1. S Scaffolding deck (10) for a scaffolding, in particular scaffolding, having a supporting frame (16) having two longitudinal profiles (18) and one or more transverse profiles (20), via which the longitudinal profiles (18) are connected to one another, and having a deck plate (12) which is fastened to the longitudinal profiles (18), each transverse profile (20) being hooked into the two longitudinal profiles (18) and held solely by the covering plate (12) in its position hooked into the longitudinal profiles (18), each transverse profile (20) each having two wall legs (42) which are connected to one another via a 10 back section (44) and the two wall legs (42) having angled free edge sections (46) to which the covering plate (12) rests.

2. Scaffolding decking according to claim 1, characterised in that each of the transverse profiles (20) is provided at both ends with a plurality of hooks (40) which engage in corresponding recesses (52) of the longitudinal profiles (18).

3. Scaffolding decking according to claim 2, characterised in that the recesses (52) of the longitudinal profiles (18) are slot-shaped.

4. A scaffolding decking according to claim 3, characterised in that the recesses (52) at least in a supporting area (36) of the longitudinal profiles (18) for the covering plate (12).

5. scaffolding decking according to claim 4, characterised in that the support area (36) is formed by a paragraph (34) of the respective longitudinal profile (18).

6. scaffolding decking according to claim 4 or 5, characterised in that the recesses (52) each extend into an inner wall (54) of the respective longitudinal profile (18).
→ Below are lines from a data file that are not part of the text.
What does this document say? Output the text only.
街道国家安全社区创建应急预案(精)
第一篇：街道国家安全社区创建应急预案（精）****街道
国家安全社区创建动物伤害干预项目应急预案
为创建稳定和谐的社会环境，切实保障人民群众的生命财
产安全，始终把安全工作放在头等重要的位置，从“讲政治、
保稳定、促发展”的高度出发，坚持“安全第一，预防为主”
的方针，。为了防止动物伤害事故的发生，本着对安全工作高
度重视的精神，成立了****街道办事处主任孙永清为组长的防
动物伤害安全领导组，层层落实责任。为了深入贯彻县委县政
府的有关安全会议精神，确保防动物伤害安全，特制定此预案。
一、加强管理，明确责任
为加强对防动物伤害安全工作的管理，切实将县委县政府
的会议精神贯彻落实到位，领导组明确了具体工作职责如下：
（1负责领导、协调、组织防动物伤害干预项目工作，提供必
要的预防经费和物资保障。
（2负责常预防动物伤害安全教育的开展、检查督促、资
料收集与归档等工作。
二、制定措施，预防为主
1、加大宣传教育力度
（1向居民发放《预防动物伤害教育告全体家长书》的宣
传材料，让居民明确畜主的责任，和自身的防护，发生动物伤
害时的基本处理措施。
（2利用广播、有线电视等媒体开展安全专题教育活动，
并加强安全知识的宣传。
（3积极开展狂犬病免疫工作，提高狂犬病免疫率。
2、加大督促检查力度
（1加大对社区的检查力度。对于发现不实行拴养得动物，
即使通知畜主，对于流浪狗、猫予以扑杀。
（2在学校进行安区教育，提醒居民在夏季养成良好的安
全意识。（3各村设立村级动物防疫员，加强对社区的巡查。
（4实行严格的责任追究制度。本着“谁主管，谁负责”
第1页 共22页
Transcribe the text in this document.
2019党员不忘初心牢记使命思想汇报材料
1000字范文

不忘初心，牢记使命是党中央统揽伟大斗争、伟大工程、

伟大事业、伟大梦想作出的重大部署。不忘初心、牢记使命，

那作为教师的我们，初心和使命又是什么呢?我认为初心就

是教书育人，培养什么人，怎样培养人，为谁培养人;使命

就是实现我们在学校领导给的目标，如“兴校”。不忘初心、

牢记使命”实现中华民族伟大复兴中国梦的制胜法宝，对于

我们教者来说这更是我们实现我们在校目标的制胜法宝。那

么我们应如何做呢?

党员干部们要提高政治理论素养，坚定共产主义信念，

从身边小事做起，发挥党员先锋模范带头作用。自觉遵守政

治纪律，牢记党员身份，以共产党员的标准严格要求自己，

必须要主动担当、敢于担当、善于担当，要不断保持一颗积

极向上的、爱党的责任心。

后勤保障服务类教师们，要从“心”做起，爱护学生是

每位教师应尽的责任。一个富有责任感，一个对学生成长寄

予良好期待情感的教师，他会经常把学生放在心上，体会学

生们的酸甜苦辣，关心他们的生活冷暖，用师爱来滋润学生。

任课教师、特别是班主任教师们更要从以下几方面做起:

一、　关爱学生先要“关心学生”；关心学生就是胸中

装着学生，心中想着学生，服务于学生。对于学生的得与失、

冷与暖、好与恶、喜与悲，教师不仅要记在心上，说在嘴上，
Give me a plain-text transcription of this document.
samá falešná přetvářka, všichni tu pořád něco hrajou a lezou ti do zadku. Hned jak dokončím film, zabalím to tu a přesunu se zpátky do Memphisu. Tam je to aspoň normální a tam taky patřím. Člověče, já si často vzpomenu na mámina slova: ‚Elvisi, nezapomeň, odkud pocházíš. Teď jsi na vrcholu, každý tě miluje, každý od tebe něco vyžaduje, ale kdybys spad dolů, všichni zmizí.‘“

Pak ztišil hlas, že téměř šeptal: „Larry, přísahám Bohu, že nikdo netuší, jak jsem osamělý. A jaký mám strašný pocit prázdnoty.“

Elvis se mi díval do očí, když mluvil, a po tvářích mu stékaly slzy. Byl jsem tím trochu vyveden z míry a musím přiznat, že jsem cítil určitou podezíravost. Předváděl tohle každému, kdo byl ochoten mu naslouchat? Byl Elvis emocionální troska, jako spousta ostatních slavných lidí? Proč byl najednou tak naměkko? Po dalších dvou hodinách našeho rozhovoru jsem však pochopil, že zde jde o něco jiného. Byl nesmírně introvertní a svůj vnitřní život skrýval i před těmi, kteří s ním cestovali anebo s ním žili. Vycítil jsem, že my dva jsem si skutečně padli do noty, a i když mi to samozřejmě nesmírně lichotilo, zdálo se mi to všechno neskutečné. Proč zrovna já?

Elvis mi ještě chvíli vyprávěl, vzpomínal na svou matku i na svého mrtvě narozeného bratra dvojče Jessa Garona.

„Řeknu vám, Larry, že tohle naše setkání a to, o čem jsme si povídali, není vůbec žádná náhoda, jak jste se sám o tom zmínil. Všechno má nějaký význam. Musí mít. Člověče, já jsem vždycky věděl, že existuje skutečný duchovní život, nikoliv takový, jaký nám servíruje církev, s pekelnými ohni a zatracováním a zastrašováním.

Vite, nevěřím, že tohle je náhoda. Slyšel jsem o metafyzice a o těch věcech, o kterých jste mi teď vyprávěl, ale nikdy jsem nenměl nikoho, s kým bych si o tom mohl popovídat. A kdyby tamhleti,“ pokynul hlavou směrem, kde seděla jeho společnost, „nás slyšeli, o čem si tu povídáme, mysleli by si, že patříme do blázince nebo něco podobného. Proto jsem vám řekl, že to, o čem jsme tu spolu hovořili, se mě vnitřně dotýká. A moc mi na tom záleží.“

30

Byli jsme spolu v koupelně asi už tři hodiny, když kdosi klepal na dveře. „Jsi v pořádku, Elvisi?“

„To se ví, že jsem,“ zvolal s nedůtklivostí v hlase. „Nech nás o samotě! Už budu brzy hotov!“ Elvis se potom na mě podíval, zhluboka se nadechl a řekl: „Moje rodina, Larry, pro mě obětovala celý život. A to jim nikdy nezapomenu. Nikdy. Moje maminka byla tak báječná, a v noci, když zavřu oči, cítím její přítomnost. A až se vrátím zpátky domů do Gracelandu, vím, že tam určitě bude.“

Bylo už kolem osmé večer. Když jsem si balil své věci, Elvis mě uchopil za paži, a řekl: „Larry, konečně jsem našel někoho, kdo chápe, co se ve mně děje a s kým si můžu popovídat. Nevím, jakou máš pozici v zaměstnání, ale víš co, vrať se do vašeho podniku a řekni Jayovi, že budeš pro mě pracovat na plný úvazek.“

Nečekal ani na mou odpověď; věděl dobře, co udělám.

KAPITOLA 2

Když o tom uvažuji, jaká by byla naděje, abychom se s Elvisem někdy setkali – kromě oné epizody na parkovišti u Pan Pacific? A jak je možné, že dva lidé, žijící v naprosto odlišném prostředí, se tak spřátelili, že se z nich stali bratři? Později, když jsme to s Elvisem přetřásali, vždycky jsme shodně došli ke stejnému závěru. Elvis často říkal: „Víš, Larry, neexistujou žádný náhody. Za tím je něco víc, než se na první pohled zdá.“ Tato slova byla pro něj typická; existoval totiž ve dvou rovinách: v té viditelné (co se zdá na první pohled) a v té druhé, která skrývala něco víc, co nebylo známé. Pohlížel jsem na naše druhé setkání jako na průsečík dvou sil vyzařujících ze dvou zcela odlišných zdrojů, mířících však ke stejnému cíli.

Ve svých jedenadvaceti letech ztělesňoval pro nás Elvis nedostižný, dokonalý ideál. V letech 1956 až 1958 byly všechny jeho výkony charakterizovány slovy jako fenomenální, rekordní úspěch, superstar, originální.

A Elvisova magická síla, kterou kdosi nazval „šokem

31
7. scaffolding decking according to one of the preceding claims, characterised in that the decking plate (12) bears against the or other transverse profiles (20) of the supporting frame (16), preferably directly.

8. A scaffolding deck according to one of the preceding claims, characterised in that the deck plate (12) is riveted, preferably solely, to the longitudinal profiles (18) of the supporting frame (16).

9. Scaffolding decking according to one of the preceding claims, characterised in that the longitudinal profiles (18) are in each case designed as hollow profiles.

10. A method (100) for making a scaffolding decking (10) according to any of the preceding claims, comprising the following steps: Providing (102) the longitudinal profiles (18) and the or cross profiles (20) and the covering plate (12);Hook (104) of each cross profile (20) into the longitudinal profiles (18) to form the support frame (16);Place (106) the covering plate (12) on the longitudinal profiles (18) of the support frame (16);Securing (108) the transverse profile(s) in its/their hooked-in position (20) in that the covering plate (12) is fastened to the longitudinal profiles (18) of the support frame (16), in particular, riveted in place.